In other words, I don't doubt that the "calories in, calories out" model works perfectly for a spherical cow in a vacuum, but I am curious about how much such approximation applies to the real cases.

But even for the spherical cow in a vacuum, this model predicts that any constant lifestyle, unless perfectly balanced, should either lead to unlimited weight gain (if "calories in" exceed "calories out") or unlimited weight loss (in the opposite case). While reality seems to suggest that most people, both thin and fat, keep their weight stable around some specific value. The weight itself has an impact on how much calories people spend simply moving their own bodies, but I doubt that this is sufficient to balance the whole equation.

Comment author: Ishaan 17 August 2016 06:15:21PM *  0 points [-]

You're missing the fact that tightly controlled feedback mechanisms govern appetite. That's what allows maintaining weight in the real world. Magically add 20lbs (or an apple a day) to a healthy person and they'll feel correspondingly less hungry.

impact on how much calories people spend simply moving their own bodies

Actually, it's mostly going to be the metabolism of the tissue (extra fat tissue needs flood flow, temperature regulation, energy for cellular processes etc too), and that can be significant, although not as much as hunger regulation.

Comment author: Lumifer 17 August 2016 06:44:07PM 0 points [-]

People are forced to eat more than they should primarily because of hunger pangs.

I am not sure this is true in contemporary West. I suspect that a lot of overeating happens because of social cues ("I'm at a dinner party so I should eat even though I'm not hungry") and for purely psychological reasons -- from boredom and activity displacement ("I'd like to procrastinate a bit, let me go and have a snack") to hedonics ("Sugar boosts make me feel better, yay sugar!"). None of that is actually hunger.

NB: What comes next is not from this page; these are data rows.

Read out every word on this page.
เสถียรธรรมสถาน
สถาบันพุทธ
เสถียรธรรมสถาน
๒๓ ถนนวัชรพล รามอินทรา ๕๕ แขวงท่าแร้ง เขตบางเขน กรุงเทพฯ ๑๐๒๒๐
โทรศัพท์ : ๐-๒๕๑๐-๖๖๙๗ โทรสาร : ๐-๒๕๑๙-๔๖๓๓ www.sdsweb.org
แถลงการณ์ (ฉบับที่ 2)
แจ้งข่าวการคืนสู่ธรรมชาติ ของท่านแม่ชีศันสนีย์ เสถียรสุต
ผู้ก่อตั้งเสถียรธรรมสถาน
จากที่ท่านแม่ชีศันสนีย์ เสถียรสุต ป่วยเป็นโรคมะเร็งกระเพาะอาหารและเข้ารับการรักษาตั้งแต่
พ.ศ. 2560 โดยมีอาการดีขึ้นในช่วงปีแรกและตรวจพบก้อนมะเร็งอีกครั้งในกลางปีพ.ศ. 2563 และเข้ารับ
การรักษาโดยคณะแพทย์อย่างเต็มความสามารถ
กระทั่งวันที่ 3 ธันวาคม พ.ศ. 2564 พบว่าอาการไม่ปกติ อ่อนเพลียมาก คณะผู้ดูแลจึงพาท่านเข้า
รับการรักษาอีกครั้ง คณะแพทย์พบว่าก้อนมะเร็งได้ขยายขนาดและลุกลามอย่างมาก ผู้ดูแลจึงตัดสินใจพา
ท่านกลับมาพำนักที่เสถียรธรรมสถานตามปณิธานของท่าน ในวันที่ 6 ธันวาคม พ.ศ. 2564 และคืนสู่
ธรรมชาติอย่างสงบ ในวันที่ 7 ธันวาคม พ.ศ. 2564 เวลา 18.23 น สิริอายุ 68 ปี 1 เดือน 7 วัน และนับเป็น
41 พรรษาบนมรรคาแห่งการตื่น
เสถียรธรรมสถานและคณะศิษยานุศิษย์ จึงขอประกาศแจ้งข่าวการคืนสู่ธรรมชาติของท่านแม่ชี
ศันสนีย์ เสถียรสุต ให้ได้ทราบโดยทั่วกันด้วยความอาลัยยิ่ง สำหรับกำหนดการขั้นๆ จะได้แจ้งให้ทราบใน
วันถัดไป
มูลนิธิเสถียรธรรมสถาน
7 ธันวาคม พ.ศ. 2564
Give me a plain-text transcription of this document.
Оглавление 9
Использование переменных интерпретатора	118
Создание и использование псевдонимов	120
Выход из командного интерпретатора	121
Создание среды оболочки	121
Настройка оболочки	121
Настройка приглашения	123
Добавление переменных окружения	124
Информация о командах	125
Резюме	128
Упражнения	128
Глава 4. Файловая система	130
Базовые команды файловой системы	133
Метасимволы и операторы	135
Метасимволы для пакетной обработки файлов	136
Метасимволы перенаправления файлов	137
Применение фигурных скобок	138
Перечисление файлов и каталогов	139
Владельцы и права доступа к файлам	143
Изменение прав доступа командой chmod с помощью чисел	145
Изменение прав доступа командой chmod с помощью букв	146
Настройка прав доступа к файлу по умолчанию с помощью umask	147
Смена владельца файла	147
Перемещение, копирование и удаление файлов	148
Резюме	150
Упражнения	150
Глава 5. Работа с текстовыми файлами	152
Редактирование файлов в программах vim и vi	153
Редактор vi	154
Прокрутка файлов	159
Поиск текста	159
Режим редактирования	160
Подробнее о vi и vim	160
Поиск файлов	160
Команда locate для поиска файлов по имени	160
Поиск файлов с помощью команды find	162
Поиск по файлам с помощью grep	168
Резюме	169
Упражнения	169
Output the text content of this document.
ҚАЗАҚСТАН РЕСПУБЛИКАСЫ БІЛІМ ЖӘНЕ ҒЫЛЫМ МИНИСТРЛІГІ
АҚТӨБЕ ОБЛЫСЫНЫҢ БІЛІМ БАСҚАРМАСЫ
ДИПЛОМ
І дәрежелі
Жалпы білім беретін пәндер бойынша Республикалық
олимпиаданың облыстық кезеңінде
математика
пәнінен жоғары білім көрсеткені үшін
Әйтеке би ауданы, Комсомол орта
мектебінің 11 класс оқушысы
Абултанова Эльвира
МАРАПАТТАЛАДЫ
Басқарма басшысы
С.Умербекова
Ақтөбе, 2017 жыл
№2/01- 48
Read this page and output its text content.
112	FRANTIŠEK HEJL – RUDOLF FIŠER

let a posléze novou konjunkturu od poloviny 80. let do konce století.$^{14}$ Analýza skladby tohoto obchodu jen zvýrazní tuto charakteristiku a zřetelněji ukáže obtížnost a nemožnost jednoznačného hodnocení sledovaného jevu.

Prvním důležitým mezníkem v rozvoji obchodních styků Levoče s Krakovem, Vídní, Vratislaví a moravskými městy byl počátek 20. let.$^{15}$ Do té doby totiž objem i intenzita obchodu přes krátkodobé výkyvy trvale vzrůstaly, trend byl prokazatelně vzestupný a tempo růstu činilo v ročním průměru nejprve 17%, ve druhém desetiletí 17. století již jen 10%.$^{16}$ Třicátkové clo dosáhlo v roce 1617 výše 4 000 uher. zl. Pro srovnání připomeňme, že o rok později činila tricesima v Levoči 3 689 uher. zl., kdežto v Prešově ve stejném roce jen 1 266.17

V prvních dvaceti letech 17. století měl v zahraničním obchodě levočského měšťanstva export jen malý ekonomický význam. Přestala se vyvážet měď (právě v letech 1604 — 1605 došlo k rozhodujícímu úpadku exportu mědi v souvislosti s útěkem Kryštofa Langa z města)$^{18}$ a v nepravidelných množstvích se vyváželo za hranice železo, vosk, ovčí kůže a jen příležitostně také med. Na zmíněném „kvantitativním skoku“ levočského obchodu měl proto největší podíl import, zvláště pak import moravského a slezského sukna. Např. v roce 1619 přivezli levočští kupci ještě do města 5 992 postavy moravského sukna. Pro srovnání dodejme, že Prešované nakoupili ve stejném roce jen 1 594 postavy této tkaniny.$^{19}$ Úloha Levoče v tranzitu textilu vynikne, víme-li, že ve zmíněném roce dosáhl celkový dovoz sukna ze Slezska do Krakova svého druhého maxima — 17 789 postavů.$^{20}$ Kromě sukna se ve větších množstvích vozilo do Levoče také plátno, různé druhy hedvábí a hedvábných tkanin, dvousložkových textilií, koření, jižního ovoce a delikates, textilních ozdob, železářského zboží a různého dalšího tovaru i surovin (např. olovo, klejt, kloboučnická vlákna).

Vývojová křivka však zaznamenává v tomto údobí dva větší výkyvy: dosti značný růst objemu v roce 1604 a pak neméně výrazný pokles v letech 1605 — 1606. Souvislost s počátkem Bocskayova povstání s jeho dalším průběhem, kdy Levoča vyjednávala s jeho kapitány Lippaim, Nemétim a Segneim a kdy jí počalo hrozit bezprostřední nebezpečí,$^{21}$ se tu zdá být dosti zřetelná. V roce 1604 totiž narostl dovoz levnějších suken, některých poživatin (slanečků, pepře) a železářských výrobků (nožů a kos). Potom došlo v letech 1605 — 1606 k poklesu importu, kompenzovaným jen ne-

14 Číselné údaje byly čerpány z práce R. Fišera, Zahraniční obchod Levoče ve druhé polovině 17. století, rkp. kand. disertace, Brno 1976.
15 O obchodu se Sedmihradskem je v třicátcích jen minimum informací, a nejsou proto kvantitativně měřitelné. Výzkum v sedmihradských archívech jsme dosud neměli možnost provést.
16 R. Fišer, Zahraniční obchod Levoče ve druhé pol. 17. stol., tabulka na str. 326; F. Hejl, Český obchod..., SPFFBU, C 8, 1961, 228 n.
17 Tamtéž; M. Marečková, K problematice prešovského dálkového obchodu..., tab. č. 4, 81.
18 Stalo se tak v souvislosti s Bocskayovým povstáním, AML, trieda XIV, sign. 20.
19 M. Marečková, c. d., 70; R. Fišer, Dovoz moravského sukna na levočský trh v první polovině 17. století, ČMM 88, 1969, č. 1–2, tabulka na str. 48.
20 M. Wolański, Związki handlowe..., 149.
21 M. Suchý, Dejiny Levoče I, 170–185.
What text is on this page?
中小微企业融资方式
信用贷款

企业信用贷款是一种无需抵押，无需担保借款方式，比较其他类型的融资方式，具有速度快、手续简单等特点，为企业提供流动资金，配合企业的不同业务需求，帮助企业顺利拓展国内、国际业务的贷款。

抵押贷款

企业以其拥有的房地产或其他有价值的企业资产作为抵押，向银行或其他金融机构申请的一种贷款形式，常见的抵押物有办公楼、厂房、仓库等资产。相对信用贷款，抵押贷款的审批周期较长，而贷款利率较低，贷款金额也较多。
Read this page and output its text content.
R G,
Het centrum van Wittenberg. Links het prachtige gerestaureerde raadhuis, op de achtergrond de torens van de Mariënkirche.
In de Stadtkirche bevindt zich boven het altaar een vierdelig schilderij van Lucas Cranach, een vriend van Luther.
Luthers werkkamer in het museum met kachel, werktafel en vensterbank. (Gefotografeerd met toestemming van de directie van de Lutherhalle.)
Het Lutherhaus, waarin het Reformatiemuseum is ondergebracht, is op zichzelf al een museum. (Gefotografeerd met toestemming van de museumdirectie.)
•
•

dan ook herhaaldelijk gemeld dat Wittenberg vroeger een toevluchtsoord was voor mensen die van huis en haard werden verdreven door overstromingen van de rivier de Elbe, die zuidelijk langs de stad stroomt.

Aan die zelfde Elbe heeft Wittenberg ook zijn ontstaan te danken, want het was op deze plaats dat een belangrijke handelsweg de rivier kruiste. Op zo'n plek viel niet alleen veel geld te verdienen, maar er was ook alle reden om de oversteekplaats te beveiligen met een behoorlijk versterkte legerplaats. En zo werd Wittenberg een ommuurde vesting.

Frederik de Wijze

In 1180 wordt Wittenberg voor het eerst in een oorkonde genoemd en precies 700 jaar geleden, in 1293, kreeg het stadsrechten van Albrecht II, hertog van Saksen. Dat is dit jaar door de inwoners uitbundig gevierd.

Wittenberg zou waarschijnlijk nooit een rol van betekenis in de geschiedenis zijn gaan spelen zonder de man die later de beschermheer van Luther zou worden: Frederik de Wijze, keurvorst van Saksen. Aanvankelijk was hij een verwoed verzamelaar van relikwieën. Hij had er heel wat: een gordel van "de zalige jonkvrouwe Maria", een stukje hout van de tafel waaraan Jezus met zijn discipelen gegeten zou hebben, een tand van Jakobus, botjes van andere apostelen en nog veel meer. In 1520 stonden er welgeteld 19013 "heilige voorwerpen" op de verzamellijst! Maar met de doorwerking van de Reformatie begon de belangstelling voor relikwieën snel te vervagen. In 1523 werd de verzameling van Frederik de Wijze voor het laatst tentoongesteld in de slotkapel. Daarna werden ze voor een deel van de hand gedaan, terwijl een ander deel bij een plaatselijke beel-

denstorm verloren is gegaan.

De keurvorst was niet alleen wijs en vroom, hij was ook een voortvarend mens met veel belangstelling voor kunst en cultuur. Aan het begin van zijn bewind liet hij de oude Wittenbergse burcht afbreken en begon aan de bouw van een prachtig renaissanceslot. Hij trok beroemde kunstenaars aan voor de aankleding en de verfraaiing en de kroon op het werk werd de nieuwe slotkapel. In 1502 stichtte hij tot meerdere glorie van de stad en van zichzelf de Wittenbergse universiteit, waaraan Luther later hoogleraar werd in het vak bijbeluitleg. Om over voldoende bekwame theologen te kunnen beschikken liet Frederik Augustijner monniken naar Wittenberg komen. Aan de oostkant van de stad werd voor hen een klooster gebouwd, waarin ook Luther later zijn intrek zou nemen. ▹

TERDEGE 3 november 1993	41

Comment author: Ishaan 17 August 2016 10:23:05PM *  0 points [-]

Perhaps that's also a reason, but the role of insulin / leptin resistance in causing hunger pangs (contractions of the stomach) in situations when additional food is not actually required is pretty well established.

Comment author: Lumifer 18 August 2016 03:09:00PM 0 points [-]

Oh, feelings of hunger certainly exist (though I'm not sure what does "additional food is not actually required" mean).

Perhaps it would be useful to draw a distinction between people who are trying to lose weight and who are not. The former are likely to get to the point of actually being hungry and so being driven by hunger. The latter, I think, rarely get hungry and tend to overeat for non-hunger reasons.